Люди, ограниченные именно этим здравым смыслом, попросту заявили, что он спятил. Карл Бегнер из Гюнсбаха даже пустил такой слух среди однокашников. Карл Бегнер, так долго поглядывавший свысока на этого «вечного студента», а потом на этого профессора, который все учится да учится, так что неизвестно, сколько он будет учиться, когда люди уже обзавелись домом, и семьей, и детьми. Карл Бегнер, который недавно вдруг проникся к нему почтением, узнав, что он не только проповедник, но и герр приват-доцент, но и автор больших книжек (за них платят, о них говорят), но и глава семинарии, артист с хорошей репутацией (им тоже платят). И вот Карл узнает, что он не ошибался в этом сумасшедшем, который уже объявил, что бросает апартаменты главы семинарии и оклад в две с половиной тысячи марок, бросает все и будет теперь учиться на нищего врача из джунглей. Нет, напрасно Швейцер так настаивал на своем здравом смысле: с точки зрения настоящего «здравомыслящего», смысла в нем было не больше, чем в знаменитом испанском господине, который дрался с мельницами. Пусть он здоров, силен, образован и все прочее, но бросаться одному на мельницы мирового зла — это чистой воды донкихотство.
А он хотел бросаться на них в одиночку. Более того, он настаивал на этом. Он уже пробовал через организации, у него не вышло, и он не очень верил в контакт с живым человеком через заслон посредников.
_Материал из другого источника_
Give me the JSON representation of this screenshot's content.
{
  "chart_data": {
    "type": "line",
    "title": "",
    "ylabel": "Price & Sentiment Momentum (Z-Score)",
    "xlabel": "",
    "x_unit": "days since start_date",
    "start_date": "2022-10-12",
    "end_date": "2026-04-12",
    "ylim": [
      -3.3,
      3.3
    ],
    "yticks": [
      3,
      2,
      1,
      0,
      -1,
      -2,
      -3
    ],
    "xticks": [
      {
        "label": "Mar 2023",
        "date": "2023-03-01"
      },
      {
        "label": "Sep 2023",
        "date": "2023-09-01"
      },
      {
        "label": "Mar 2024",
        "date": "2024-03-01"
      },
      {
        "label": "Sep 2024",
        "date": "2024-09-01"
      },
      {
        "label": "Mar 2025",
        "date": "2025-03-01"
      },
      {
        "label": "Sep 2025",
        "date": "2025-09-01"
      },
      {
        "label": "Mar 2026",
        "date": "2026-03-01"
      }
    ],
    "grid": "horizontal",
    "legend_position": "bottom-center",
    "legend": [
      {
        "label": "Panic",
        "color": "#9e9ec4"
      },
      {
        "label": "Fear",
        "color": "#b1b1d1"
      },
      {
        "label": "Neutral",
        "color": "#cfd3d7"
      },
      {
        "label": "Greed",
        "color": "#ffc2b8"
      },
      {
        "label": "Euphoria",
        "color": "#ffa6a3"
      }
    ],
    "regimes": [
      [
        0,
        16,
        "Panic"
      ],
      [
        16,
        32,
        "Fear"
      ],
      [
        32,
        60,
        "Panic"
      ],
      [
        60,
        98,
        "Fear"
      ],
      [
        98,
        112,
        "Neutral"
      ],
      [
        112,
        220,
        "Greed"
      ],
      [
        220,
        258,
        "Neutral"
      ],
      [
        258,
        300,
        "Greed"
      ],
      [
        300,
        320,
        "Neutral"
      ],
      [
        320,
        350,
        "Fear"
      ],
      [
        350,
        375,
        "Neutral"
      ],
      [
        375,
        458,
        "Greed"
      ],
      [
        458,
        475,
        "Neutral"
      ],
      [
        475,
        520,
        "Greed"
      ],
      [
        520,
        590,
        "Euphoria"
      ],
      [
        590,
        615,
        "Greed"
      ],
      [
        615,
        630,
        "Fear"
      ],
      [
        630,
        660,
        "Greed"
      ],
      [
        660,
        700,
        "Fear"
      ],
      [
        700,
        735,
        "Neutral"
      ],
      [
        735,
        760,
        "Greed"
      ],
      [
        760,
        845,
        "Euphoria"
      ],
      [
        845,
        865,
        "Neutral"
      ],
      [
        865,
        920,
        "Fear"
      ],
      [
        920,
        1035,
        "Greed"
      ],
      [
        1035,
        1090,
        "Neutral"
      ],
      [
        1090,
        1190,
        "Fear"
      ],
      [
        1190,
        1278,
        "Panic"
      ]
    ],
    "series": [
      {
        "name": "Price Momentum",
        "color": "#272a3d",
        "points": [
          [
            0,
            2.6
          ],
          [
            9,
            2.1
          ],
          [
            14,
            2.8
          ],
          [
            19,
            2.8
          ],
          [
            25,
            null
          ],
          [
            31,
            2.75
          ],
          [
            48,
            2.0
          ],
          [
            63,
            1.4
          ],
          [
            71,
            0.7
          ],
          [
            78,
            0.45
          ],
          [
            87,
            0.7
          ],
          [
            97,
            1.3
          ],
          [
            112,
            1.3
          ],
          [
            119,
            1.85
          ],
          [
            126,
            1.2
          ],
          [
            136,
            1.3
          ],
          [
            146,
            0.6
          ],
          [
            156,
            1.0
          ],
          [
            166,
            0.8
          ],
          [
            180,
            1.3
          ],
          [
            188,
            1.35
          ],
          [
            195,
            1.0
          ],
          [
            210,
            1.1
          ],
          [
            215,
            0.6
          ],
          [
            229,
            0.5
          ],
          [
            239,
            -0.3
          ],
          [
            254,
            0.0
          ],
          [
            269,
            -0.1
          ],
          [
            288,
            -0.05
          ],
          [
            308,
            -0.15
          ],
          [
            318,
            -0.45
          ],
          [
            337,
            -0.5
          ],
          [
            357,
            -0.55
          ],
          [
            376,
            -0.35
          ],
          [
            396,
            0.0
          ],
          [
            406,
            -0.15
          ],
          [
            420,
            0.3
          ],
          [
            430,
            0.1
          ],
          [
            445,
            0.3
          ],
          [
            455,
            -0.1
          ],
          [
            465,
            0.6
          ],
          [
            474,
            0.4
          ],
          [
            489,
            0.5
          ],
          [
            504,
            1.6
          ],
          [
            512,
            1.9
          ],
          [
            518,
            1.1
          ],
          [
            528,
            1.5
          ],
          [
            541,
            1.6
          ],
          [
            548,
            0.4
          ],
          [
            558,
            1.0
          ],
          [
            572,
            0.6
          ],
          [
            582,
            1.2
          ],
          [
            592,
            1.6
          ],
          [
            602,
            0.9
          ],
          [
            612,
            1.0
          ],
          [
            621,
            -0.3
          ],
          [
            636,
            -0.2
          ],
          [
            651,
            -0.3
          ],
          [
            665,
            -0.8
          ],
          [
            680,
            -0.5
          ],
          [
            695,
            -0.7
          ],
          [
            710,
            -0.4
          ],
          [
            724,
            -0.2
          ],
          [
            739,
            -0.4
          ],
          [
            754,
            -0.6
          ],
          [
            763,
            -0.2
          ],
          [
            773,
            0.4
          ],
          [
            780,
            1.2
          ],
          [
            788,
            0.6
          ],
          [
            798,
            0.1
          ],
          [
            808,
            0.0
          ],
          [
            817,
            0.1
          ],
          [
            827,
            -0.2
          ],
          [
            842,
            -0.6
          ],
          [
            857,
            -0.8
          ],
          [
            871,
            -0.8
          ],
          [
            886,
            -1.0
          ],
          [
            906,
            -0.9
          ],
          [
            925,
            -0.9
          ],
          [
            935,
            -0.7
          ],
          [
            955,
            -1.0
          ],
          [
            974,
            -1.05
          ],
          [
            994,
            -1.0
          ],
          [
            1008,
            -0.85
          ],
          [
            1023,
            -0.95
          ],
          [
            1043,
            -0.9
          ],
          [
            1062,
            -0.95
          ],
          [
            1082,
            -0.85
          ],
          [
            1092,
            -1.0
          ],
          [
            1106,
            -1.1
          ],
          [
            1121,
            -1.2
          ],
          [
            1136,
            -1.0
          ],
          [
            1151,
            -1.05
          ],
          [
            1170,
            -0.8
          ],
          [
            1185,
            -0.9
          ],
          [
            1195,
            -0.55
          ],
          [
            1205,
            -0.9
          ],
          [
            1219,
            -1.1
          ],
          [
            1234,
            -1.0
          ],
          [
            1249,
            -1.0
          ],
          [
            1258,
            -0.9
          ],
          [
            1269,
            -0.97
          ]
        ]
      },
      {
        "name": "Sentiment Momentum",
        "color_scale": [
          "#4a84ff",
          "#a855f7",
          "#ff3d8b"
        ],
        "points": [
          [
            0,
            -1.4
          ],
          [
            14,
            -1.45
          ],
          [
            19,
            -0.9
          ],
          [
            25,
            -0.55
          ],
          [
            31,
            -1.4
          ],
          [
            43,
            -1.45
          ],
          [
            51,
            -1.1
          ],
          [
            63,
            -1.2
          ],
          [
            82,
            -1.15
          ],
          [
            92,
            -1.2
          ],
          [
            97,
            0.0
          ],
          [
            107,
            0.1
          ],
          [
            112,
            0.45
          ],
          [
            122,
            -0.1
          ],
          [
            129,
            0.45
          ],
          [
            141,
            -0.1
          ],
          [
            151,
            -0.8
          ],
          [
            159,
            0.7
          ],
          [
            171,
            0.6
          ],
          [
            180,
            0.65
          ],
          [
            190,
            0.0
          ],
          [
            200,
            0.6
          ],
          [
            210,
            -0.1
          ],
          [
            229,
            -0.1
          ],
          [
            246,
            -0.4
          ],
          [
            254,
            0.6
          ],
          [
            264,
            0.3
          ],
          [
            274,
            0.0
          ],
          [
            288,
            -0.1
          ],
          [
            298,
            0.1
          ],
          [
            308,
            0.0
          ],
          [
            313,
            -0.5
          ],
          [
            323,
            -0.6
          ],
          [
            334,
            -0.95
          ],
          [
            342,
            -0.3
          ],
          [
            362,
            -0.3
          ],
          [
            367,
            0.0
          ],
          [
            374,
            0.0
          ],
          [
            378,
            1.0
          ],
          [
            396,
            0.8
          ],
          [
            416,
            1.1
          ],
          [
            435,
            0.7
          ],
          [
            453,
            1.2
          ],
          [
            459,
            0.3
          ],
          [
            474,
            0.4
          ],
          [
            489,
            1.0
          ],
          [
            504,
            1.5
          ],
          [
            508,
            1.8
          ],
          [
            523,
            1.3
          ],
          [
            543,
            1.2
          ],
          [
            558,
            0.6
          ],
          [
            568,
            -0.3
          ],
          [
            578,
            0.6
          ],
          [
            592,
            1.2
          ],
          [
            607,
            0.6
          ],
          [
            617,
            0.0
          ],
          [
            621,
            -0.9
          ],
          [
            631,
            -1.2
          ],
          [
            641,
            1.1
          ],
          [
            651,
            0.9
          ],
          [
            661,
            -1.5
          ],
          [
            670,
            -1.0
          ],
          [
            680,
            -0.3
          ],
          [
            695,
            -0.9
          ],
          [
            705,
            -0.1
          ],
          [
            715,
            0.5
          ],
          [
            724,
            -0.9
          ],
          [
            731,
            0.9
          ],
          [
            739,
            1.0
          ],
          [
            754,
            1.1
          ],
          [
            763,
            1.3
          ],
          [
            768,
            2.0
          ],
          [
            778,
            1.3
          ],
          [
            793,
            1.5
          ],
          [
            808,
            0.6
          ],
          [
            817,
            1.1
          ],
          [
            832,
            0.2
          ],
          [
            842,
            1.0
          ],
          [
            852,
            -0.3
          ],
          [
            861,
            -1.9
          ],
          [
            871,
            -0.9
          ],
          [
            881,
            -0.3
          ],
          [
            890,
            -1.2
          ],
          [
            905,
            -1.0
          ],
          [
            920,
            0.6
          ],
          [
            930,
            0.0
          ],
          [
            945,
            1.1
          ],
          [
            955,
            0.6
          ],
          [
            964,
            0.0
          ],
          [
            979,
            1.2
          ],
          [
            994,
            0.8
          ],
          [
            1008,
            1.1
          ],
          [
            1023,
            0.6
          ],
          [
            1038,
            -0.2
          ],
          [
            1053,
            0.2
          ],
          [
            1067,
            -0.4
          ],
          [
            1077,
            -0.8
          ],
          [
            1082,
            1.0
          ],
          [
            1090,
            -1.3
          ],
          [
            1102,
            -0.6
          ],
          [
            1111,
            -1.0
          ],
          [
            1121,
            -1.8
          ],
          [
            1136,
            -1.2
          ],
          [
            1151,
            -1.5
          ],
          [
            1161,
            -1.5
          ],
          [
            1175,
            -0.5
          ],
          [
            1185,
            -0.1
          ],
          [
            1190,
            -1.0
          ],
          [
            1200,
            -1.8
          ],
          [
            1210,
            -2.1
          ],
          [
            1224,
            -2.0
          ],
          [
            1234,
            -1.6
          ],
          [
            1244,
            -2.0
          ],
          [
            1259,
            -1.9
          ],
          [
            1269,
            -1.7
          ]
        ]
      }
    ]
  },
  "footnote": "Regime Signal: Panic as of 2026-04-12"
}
Он хотел отдать себя всего без остатка людям, становясь сам в зависимость только от долга перед людьми, долга в своем понимании:
«Я хотел абсолютно личной и независимой деятельности. Хотя я и решился предложить своя услуги в распоряжение какой-нибудь организации, если это окажется по-настоящему необходимым, я тем не менее никогда не оставлял надежды найти сферу деятельности, в которой я бы мог посвятить себя людям как личность, и притом совершенно независимая».
Он не раз благодарил судьбу за то, что ему в конце концов удалось осуществить это свое желание, и не раз развивал в своих книгах или в беседе эту мысль. Так, он сказал одной из посетительниц Ламбарене:
«Все великое в Африке или в любом другом месте — это всегда труд одного человека. Действия коллектива могут иметь значение лишь как соучастие». Беседуя с другим гостем, он высказал еще большую веру в индивидуальное действие и этическую волю: «Мы содрогаемся, видя последствия духа времени, но, если бы в Европе нашлось хотя бы сто тысяч человек, рассеянных во всех сферах жизни — от принцев крови до подметальщиков улиц, — которые отважились бы проявить естественность в том смысле, в каком ее проявил Иисус, тогда за несколько лет произошло бы повсеместно изменение общественного мнения».
Это, по существу, призыв к массовому донкихотству, к тому, что, по сути своей, (и это в первую очередь отмечают советские исследователи Швейцера), возможно только в качестве индивидуального и единичного действия. Ведь именно по этой причине и остается Швейцер таким утесом над тихой заводью современной этики Запада.